Menggunakan data dari berbagai sumber, termasuk dari Komando Luar Angkasa AS dan operator satelit lainnya, platform Privateer, yang disebut Wayfinder, telah melacak lebih dari 35.000 objek di orbit.
Jumlah ini hanya mencakup objek yang lebih besar dari 10 cm. Objek yang lebih kecil dari itu tidak dapat diamati dari Bumi, sehingga perkiraan sebenarnya dari sampah luar angkasa yang lebih besar dari 1 mm mendekati 100 juta, menurut perusahaan tersebut.
"Untuk dapat melacak banyak objek dan mampu merencanakan untuk memprediksi di mana orbitnya selama 24, 48, dan 72 jam ke depan dibutuhkan banyak data dan daya komputasi, dan kami dapat memanfaatkan kekuatan AI untuk melakukannya dalam waktu yang jauh lebih cepat dibandingkan dengan yang sebelumnya dibutuhkan manusia," kata Lynch.

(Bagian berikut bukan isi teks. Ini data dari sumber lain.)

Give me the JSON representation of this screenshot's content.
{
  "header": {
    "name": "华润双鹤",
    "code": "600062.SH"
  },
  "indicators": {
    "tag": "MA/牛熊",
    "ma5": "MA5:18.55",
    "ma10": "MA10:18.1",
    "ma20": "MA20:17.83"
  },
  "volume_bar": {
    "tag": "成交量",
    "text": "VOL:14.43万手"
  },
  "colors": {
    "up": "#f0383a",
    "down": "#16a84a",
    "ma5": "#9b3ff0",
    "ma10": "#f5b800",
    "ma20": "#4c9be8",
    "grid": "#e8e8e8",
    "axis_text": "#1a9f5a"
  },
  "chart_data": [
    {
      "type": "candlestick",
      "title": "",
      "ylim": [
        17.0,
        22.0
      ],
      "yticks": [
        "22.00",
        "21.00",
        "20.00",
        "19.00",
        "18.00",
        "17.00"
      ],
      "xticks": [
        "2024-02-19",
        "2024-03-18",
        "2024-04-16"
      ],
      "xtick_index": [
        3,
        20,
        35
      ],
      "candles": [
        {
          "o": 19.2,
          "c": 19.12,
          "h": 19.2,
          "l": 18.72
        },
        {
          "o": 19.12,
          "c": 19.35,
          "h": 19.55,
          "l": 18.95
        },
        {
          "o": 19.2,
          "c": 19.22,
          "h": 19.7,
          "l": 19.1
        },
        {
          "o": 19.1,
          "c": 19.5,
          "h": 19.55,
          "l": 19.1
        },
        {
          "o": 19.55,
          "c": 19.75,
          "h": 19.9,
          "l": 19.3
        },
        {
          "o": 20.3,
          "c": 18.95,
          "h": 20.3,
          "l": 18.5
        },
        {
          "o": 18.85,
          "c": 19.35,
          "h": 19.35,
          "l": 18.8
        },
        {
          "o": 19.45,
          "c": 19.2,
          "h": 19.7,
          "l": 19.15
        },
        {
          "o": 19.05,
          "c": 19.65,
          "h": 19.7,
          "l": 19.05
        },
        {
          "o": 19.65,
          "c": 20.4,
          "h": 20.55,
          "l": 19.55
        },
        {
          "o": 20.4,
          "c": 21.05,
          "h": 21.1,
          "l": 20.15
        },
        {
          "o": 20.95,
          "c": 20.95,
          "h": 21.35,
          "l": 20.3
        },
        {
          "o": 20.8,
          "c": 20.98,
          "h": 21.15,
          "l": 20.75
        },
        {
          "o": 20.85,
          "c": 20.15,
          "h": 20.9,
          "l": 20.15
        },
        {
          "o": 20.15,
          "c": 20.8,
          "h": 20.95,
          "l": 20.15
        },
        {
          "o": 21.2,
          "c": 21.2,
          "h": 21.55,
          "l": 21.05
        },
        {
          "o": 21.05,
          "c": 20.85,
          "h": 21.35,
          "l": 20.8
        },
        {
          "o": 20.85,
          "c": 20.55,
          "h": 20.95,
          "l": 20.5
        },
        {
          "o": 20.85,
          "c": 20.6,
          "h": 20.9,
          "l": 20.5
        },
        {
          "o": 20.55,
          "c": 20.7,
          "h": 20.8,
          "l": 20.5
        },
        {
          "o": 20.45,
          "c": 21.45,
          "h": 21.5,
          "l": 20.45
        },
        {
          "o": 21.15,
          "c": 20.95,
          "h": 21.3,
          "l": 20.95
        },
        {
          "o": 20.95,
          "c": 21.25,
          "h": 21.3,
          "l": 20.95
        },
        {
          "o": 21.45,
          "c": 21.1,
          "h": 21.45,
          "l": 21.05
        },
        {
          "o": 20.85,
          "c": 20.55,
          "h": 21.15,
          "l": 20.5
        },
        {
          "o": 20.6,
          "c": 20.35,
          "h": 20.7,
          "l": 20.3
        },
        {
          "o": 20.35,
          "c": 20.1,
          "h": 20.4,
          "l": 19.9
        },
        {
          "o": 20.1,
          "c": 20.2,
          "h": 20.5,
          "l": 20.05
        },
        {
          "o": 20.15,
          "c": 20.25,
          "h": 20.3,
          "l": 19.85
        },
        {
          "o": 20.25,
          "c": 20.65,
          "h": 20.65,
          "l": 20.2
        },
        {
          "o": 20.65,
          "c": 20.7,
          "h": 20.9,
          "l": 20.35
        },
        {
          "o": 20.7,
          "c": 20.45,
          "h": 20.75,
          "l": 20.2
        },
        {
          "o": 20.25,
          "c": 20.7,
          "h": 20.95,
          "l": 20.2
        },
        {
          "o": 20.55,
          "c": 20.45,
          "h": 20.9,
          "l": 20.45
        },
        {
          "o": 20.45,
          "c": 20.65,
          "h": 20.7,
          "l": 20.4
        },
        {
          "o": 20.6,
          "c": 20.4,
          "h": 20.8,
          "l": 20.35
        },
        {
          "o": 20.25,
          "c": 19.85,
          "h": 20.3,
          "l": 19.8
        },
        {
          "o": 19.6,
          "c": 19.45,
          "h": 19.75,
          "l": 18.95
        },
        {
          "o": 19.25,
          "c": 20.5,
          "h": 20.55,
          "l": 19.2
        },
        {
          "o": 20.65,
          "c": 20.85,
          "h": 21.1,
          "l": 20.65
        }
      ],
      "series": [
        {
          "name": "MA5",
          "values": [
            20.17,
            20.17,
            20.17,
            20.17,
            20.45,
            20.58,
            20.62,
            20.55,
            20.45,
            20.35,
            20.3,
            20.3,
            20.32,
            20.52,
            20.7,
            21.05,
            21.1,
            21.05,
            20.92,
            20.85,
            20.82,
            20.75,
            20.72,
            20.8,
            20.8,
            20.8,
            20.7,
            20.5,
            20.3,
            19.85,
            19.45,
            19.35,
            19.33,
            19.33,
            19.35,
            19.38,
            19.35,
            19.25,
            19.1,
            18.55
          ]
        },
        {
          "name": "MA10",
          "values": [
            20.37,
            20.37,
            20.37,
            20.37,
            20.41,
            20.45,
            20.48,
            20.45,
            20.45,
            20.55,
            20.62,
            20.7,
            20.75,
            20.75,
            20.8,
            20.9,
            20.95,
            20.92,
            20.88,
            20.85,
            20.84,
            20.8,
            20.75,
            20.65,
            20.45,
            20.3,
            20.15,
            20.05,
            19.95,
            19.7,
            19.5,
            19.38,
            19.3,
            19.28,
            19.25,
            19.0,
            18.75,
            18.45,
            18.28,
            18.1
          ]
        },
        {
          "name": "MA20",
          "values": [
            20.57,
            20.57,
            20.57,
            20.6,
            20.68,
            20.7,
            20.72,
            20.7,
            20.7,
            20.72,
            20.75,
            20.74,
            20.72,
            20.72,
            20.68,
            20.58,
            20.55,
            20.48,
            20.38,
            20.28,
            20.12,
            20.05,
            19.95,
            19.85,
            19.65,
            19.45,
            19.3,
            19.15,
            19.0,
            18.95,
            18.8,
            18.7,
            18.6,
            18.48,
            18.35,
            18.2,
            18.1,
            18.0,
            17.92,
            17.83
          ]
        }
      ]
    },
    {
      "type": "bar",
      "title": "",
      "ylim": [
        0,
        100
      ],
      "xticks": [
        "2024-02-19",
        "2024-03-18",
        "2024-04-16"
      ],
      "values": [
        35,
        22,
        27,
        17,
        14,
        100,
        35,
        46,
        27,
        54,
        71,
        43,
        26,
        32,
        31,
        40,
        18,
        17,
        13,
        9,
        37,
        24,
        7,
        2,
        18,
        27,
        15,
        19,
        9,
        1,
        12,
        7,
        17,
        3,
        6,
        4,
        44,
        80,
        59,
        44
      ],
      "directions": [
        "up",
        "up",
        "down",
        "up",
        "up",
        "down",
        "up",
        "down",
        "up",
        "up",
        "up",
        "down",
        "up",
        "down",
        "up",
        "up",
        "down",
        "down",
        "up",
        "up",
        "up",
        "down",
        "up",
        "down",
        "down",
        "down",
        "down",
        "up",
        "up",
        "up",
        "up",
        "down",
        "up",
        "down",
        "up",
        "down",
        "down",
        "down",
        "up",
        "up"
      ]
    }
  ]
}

Puing-puing luar angkasa, yang sebagian besar terdiri dari satelit yang tidak berfungsi, tahap roket yang habis, dan pecahan dari peristiwa disintegrasi dan tabrakan, mengorbit Bumi dengan kecepatan 17.000 mph (27.350 kpj).
Hal ini menimbulkan ancaman yang signifikan terhadap Stasiun Luar Angkasa Internasional dan satelit operasional, yang banyak di antaranya sangat penting bagi sistem modern di Bumi, seperti komunikasi.
"Kami sangat yakin bahwa pengelolaan Bumi tidak hanya terbatas pada atmosfer, tetapi juga mencakup semua hal yang kita tempatkan di luar angkasa," kata Lynch.
Kesadaran situasi ruang angkasa, yang dapat disamakan dengan kontrol lalu lintas udara tetapi untuk satelit di ruang angkasa, menjadi semakin penting bagi operator satelit mengingat tidak ada norma internasional untuk mengendalikan lalu lintas ruang angkasa yang melonjak jumlahnya.
"Siapa yang akan menjadi otoritas regulasi yang akan berpatroli di orbit kita masih harus ditentukan?" tanya Lynch.
Ia mengatakan kesadaran domain ruang angkasa masih menjadi sesuatu yang masih coba dipahami oleh banyak pemerintah, dan operator yang menempatkan satelit ke orbit pada berbagai skala pasti memerlukan kemampuan ini. Privateer melihat ke bawah sekaligus ke atas, berinvestasi dalam data observasi bumi, yang dikumpulkan melalui teknologi penginderaan jarak jauh untuk klien yang tertarik pada pola lingkungan, perubahan iklim, atau bahkan rantai pasokan.
"Kemampuan kami untuk mengoperasikan satelit memungkinkan kami memahami satelit mana yang terbaik untuk memasuki area yang kami minati, yang memiliki muatan yang tepat. Apakah satelit tersebut memiliki radar elektro-optik atau radar apertur sintetis, untuk membantu kami mengoperasikan mekanisme pengumpulan yang tepat untuk area yang kami minati," kata Lynch.
Perusahaan rintisan ini bertujuan untuk menyediakan data pelacakannya bagi operator satelit, badan antariksa internasional, dan komunitas ilmiah di seluruh dunia. Langkah ini merupakan bukti keyakinan Privateer pada kolaborasi dan berbagi data sebagai komponen utama dalam memerangi tantangan sampah antariksa.